My birth did not go to plan. Not at all. My baby’s heart rate kept dropping so the obstetrician decided to intervene. Maddie was born in a bit of a rush with the umbilical cord wrapped three times around her neck. To make matters worse she was holding on to the cord and with every push she tightened the noose. Then, when Maddie was only two hours old I was taken down to surgery as I was hemorrhaging. It was four hours before I was reunited with my little family.

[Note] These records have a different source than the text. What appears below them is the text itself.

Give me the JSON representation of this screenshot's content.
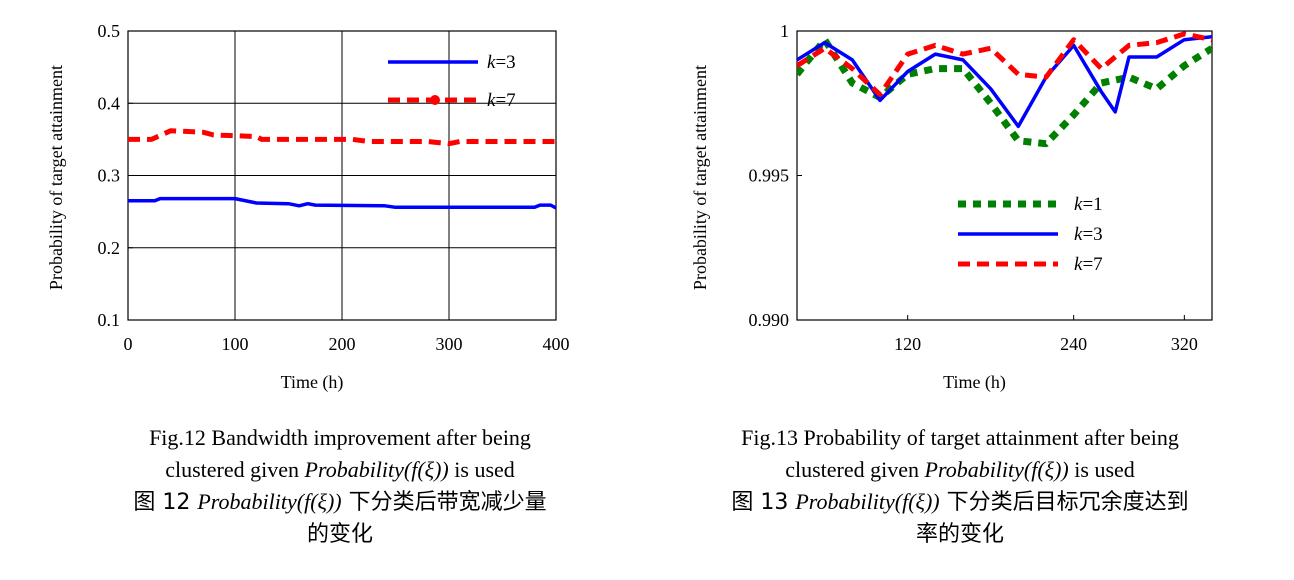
{
  "chart_data": [
    {
      "type": "line",
      "xlabel": "Time (h)",
      "ylabel": "Probability of target attainment",
      "xlim": [
        0,
        400
      ],
      "ylim": [
        0.1,
        0.5
      ],
      "xticks": [
        0,
        100,
        200,
        300,
        400
      ],
      "yticks": [
        0.1,
        0.2,
        0.3,
        0.4,
        0.5
      ],
      "xtick_labels": [
        "0",
        "100",
        "200",
        "300",
        "400"
      ],
      "ytick_labels": [
        "0.1",
        "0.2",
        "0.3",
        "0.4",
        "0.5"
      ],
      "grid": true,
      "legend_position": "top-right",
      "series": [
        {
          "name": "k=3",
          "legend_prefix": "k",
          "legend_suffix": "=3",
          "color": "#0000ff",
          "style": "solid",
          "x": [
            0,
            25,
            30,
            100,
            120,
            150,
            160,
            168,
            175,
            240,
            250,
            380,
            385,
            395,
            400
          ],
          "y": [
            0.265,
            0.265,
            0.268,
            0.268,
            0.262,
            0.261,
            0.258,
            0.261,
            0.259,
            0.258,
            0.256,
            0.256,
            0.259,
            0.259,
            0.255
          ]
        },
        {
          "name": "k=7",
          "legend_prefix": "k",
          "legend_suffix": "=7",
          "color": "#ff0000",
          "style": "dashed",
          "x": [
            0,
            22,
            40,
            70,
            80,
            120,
            125,
            210,
            225,
            240,
            280,
            300,
            310,
            400
          ],
          "y": [
            0.35,
            0.35,
            0.362,
            0.36,
            0.356,
            0.354,
            0.35,
            0.35,
            0.347,
            0.347,
            0.347,
            0.344,
            0.347,
            0.347
          ]
        }
      ]
    },
    {
      "type": "line",
      "xlabel": "Time (h)",
      "ylabel": "Probability of target attainment",
      "xlim": [
        40,
        340
      ],
      "ylim": [
        0.99,
        1.0
      ],
      "xticks": [
        120,
        240,
        320
      ],
      "yticks": [
        0.99,
        0.995,
        1.0
      ],
      "xtick_labels": [
        "120",
        "240",
        "320"
      ],
      "ytick_labels": [
        "0.990",
        "0.995",
        "1"
      ],
      "grid": false,
      "legend_position": "center",
      "series": [
        {
          "name": "k=1",
          "legend_prefix": "k",
          "legend_suffix": "=1",
          "color": "#008000",
          "style": "dotted",
          "x": [
            40,
            60,
            80,
            100,
            120,
            140,
            160,
            180,
            200,
            220,
            240,
            260,
            280,
            300,
            320,
            340
          ],
          "y": [
            0.9985,
            0.9997,
            0.9982,
            0.9977,
            0.9985,
            0.9987,
            0.9987,
            0.9975,
            0.9962,
            0.9961,
            0.9971,
            0.9982,
            0.9984,
            0.998,
            0.9988,
            0.9994
          ]
        },
        {
          "name": "k=3",
          "legend_prefix": "k",
          "legend_suffix": "=3",
          "color": "#0000ff",
          "style": "solid",
          "x": [
            40,
            60,
            80,
            100,
            120,
            140,
            160,
            180,
            200,
            220,
            240,
            260,
            270,
            280,
            300,
            320,
            340
          ],
          "y": [
            0.999,
            0.9996,
            0.999,
            0.9976,
            0.9986,
            0.9992,
            0.999,
            0.998,
            0.9967,
            0.9984,
            0.9995,
            0.9979,
            0.9972,
            0.9991,
            0.9991,
            0.9997,
            0.9998
          ]
        },
        {
          "name": "k=7",
          "legend_prefix": "k",
          "legend_suffix": "=7",
          "color": "#ff0000",
          "style": "dashed",
          "x": [
            40,
            60,
            80,
            100,
            120,
            140,
            160,
            180,
            200,
            220,
            240,
            260,
            280,
            300,
            320,
            340
          ],
          "y": [
            0.9988,
            0.9994,
            0.9987,
            0.9978,
            0.9992,
            0.9995,
            0.9992,
            0.9994,
            0.9985,
            0.9984,
            0.9997,
            0.9987,
            0.9995,
            0.9996,
            0.9999,
            0.9997
          ]
        }
      ]
    }
  ],
  "captions": {
    "fig12": {
      "en_line1": "Fig.12    Bandwidth improvement after being",
      "en_line2_pre": "clustered given ",
      "en_line2_math": "Probability(f(ξ))",
      "en_line2_post": " is used",
      "zh_line1_pre": "图 12    ",
      "zh_line1_math": "Probability(f(ξ))",
      "zh_line1_post": " 下分类后带宽减少量",
      "zh_line2": "的变化"
    },
    "fig13": {
      "en_line1": "Fig.13    Probability of target attainment after being",
      "en_line2_pre": "clustered given ",
      "en_line2_math": "Probability(f(ξ))",
      "en_line2_post": " is used",
      "zh_line1_pre": "图 13    ",
      "zh_line1_math": "Probability(f(ξ))",
      "zh_line1_post": " 下分类后目标冗余度达到",
      "zh_line2": "率的变化"
    }
  }
}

Thankfully, our little girl was OK. She was perfect and I was in a state of complete bliss. My poor husband was frazzled and in shock. It was now 2am and he had watched me go through a complicated labour, worry about our little daughter and then had to wait whilst I disappeared off to surgery for four hours. Amazingly, on that long day, not once did I feel scared. I had been seeing the same obstetrician for all my appointments and had a student midwife following my pregnancy. I knew the team we were with that day and they knew us. I could have had a very different experience had I not had complete trust in them. They kept me calm and I am eternally grateful for the wonderful care they gave to us all.

I love my stretch marks!

I didn’t particularly want stretch marks. I used three different types of lotions and oils in the hope of limiting the spread of these scars as they grew across my pregnant belly. However, after the birth of our daughter I experienced a kind of sadness that she was no longer inside of me; we were no longer physically attached. My reminder of the nine months of carrying her were these stretch marks and my wobbly, swollen belly. Now, a year later, my belly is almost back to normal but I still have some faded stretch marks and I love them. I smile when I see them when I get out of the shower and I hope they never fade completely.